English Department Statement
English Department Statement on Course Content and Philosophy
Good education brings together excellent teachers, quality course material, and willing students. Your professors, who are trained professionals and temple recommend holders of good faith, will share the great literature and essays which have enriched their lives and complemented their faith. You are also an essential link in the learning process. The injunction to "seek learning by study and also by faith" (D&C 88:118) suggests that you be willing to have faith in your professors, in their choices of texts, and in the process of expanding your understanding. With a willingness to learn and faith in your professors, you can expand your mind and deepen your intellectual and spiritual understanding of life and the gospel in English courses at BYU–Idaho.

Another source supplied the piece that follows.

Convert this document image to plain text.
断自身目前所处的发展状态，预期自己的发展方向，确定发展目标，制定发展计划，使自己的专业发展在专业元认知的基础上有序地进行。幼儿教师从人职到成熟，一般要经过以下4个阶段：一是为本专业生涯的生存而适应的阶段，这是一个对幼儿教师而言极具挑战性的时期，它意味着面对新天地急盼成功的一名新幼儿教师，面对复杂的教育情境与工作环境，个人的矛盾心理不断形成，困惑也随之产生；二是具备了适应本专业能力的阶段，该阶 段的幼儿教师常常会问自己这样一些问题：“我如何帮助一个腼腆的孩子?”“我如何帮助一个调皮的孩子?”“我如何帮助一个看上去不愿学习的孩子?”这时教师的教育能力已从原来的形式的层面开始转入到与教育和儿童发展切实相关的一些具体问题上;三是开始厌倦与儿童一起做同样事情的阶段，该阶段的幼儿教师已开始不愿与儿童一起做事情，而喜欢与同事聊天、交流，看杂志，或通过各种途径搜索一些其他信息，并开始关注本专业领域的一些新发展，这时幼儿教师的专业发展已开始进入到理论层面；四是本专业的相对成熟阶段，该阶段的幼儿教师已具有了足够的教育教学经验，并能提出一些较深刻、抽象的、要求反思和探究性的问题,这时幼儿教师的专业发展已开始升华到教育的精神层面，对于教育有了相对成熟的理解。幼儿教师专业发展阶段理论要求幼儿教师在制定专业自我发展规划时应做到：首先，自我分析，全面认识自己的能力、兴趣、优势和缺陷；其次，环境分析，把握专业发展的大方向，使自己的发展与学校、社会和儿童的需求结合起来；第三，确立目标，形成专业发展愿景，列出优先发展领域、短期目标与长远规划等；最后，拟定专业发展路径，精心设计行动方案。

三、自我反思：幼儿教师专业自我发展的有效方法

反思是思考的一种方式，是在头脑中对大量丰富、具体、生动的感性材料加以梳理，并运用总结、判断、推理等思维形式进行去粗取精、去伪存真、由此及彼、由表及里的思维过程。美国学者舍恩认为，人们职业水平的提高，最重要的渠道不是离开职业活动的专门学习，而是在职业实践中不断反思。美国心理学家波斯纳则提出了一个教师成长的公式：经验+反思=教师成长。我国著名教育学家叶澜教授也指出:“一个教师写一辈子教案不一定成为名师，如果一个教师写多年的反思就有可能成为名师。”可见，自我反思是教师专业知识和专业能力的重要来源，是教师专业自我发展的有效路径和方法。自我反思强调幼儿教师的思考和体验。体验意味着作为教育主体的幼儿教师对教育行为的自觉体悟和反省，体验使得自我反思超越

Of course, nearly all great literature and essays have been written by non-LDS authors whose works do not deal directly with the restored gospel, and whose values and thinking may diverge significantly from the reader's. Because the "best books" often deal with difficult moral, philosophical, and social issues and invariably present them in thought-provoking ways, it is hardly surprising that students are occasionally troubled by great literature. Yet within the safe atmosphere of a church educational institution, English professors will strive to present the readings to you in the context of gospel values; to promote informed opinion, open discussion, honest exchanges of belief, and opportunities to disagree with the conclusions of authors and teachers; and to prepare you for lifelong learning by helping you develop your own discriminating standards and skills for the selection and reading of literature and essays.
Naturally, you expect your professors to also respect your opinions and values. Education is, in one sense, a dialogue, and at times your beliefs may be at odds with those of your professors or fellow students. In both instances, your obligation, as clearly outlined in scripture (D&C 42:88), is to speak directly with the professor or fellow students so that others may understand your point of view and so you may deepen your understanding of others.
The BYU–Idaho Mission Statement states that the first objective of this institution is to "build testimonies of the restored gospel of Jesus Christ and encourage living its principles." Faculty should never intentionally do or say anything to undermine faith. The choices of texts and class discussions should build intellectual growth as well as spiritual understanding and maturity. You can teach "out of the best books" (D&C 88:118) by choosing for your courses the best examples of poetry, prose, drama, and/or essays produced by contemporary and past writers in various national literary traditions.
You have the responsibility to provide a context for the study of the selected works that will strengthen students' critical awareness of historical, cultural, and aesthetic movements as well as enable students to understand the larger purposes and values of studying literature that may occasionally include some potentially disturbing elements. Yet because of the unique stature of BYU–Idaho as a religious educational institution, certain kinds of texts should be avoided, even if secular academia judges such texts as having high literary value. For example, texts which contain gratuitous profanity, sex, or violence are not appropriate. The world of literature is rich and diverse enough to give you ample choices.
As teachers, you should be sensitive to different student's levels of experience and tolerance. You should be willing to counsel with and teach without prejudice those whose opinions differ from your own, and be open to negotiate alternate texts. Of course, alternate texts should be as academically rigorous as original text selections.
As BYU–Idaho faculty members we are committed to the Lord, the mission of BYU–Idaho, and to a standard of excellence in teaching our discipline. In fact, we recognize that our employment at BYU–Idaho is based on our commitment to live the principles of the Church and the Gospel, as well as our academic and professional expertise.
Accomplishing the mission of the university means supporting both students and faculty and, when necessary, helping them negotiate differences. This means that when students register complaints about course content, students should be encouraged to speak to their professors first. On this campus, we appreciate the trust given to professors and department chairs to fairly work out disagreements. When administrators invite students to share concerns with their teachers first, the students then follow the Lord's stated method for filing grievances (D&C 42:88). Such action usually creates understanding and reconciliation rather than mistrust and hard feelings.
Finally, we encourage all administrators, faculty, and students to use this document and its principles to better educate the entire campus community about the nature of literature, education, and the goals of this institution.
Course Content and Philosophy
In harmony with both the BYU–Idaho Mission Statement and the Statement on Academic Freedom, the English Department offers a statement on course content and philosophy concerning the selection and teaching of reading materials within our department.
Great literature is the artistic expression of complex human experience in language, rendered by insightful writers. Our object in BYU–Idaho English courses is to develop minds and spirits through texts that have the potential to enrich and enable. Just as daily life teaches and refines us through experience with opposites, so literature often works by means of conflict. Because great literature and essays treat inherently difficult moral, philosophical, and social issues, they sometimes confront us with what is tragic and ugly in human experience along with what is hopeful and beautiful. In contrast, poorly written works tend to present human experience in shallow, simplistic, and sentimental ways. Some literature and essays judged by scholars to have merit realistically or figuratively depicts life in language which may, paradoxically, be either beautiful or offensive or both. Nevertheless, literature and essays should not be judged merely by their diction, subject matter, or contents of isolated passages. Ultimately, great writing should teach readers to understand and appreciate the dignified, empathetic, and artistically skilled rendering of complex human experience.